Our relationship to money has become increasingly ambivalent in recent years: based on the division of labor, our globalized life is scarcely conceivable without money, and yet doubts are growing as to its ability to sustain a stable and meaningful social order. Its credibility is built on its involvement in cultic practices, its coverage by real valuable objects, or in securities backed by the state. Its practicability has helped it over the centuries to gain worldwide, hardly unquestioned, acceptance across all cultures. In the meantime though we can hardly imagine where money comes from, where it goes, what it consists of, and what guarantees that we can still buy something with it tomorrow. Even before the abolishment of the gold standard only a tiny portion of business was transacted with coins and banknotes. Today banks create our money literally from nothing; and unfathomable sums circulate around the globe with lightning speed as mere numbers in computers.

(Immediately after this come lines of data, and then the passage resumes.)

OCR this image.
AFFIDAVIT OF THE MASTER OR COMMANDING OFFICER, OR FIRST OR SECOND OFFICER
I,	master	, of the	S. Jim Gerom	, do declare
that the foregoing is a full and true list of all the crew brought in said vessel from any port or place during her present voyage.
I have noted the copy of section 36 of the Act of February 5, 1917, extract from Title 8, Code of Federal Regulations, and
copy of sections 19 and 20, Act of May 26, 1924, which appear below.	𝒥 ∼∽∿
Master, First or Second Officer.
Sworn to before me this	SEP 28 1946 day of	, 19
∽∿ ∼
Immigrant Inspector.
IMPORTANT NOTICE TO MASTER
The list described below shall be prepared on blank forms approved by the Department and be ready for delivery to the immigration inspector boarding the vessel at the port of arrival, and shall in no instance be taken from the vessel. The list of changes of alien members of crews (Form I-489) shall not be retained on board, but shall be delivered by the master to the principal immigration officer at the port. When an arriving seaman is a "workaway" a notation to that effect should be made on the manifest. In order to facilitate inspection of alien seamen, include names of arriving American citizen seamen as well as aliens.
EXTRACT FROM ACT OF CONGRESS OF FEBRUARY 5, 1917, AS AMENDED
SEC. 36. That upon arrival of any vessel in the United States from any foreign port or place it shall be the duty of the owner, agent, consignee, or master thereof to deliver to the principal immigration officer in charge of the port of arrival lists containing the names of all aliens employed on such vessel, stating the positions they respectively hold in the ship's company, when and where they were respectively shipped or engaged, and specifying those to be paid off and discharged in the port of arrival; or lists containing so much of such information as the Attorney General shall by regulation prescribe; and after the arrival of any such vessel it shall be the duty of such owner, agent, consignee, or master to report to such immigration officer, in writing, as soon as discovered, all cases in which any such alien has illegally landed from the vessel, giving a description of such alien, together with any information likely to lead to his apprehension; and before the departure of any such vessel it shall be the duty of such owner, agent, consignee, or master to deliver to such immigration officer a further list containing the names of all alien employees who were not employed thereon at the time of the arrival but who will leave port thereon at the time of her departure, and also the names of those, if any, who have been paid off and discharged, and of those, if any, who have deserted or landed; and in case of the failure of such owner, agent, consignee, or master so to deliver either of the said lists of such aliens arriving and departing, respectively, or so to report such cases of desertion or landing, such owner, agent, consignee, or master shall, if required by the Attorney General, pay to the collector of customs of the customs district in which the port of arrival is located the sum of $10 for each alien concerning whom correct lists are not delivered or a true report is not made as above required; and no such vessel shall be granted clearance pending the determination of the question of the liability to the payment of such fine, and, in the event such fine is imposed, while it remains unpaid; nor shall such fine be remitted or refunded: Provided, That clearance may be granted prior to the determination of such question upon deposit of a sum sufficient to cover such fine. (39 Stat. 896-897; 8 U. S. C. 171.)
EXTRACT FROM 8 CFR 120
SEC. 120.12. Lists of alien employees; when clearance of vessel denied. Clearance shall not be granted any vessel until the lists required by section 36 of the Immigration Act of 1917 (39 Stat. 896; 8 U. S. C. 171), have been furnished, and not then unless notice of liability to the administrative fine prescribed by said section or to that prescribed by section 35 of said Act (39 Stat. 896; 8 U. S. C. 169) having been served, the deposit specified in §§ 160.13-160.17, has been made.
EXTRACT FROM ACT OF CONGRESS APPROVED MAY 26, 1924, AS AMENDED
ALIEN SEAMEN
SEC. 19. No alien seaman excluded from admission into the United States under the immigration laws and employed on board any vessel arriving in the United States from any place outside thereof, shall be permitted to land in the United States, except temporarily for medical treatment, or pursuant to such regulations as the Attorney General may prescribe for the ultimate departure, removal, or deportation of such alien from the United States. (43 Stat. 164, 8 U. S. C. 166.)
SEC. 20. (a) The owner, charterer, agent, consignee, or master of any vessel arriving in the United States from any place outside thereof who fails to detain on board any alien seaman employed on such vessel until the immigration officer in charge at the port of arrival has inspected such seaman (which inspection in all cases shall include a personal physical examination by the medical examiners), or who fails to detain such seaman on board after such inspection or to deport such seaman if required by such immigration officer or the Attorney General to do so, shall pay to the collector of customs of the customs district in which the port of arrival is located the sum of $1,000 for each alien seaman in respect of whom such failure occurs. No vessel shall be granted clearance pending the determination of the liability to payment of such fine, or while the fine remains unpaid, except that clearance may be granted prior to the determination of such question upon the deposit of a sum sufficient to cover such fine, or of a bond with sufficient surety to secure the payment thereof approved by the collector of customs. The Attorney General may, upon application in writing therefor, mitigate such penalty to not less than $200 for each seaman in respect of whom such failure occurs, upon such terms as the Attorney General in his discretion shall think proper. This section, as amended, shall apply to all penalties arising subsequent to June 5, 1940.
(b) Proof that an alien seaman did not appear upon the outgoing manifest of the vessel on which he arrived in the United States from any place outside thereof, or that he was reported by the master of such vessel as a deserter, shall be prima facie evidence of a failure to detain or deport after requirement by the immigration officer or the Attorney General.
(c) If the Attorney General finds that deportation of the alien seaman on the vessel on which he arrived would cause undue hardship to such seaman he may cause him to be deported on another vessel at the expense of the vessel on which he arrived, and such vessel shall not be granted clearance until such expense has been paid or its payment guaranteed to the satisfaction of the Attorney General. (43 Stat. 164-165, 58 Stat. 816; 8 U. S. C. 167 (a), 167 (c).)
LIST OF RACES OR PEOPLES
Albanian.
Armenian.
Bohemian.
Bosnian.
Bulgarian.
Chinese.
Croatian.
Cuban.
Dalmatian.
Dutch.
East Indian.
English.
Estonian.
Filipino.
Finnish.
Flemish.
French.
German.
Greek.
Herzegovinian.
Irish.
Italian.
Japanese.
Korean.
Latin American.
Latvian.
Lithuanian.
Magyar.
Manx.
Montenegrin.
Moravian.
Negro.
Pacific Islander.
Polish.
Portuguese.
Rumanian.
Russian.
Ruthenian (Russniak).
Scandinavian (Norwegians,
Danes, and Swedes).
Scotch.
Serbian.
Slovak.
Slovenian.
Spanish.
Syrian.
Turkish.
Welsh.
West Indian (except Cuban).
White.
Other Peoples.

Little attention was paid to money for a long time; it was considered to be a neutral ‘commodity’ that efficiently simplified barter transactions. The crises of recent years have laid bare the internal dynamics of credit-based money however. The propulsive, accelerating impact of interest and interest on interest demands an exponential growth projected into all eternity, contrasting starkly to our world of finite resources. What has loomed threateningly over our heads for a few years seems like an ever-recurring attack by the future on the present: in order to press ahead with the endless proliferation of money, the engineers of complex financial products and futures are turning more and more insecurities of the future into purportedly acceptable risks in the present. Today money thus seems like an invisible, self-sufficient juggernaut that is increasingly degrading people from the subject of history to its object.
But the original function of money is to serve: money makes society possible, for it connects people, things, goods, and worlds, and separates them again in turn; without money, it is highly doubtful that they would ever come together and find common ground. In this BLACKMARKET we would like to discuss the relational aspect of the medium money. We want to take a closer look at how we handle money and what our understanding of it is, so as to be able to trace other principles in relation to work, value, and resources.
Can we again put a brake on money’s inherent dynamic? Are we now dependent on the very creatures we have made? Or is it, perhaps, still OUR MONEY after all?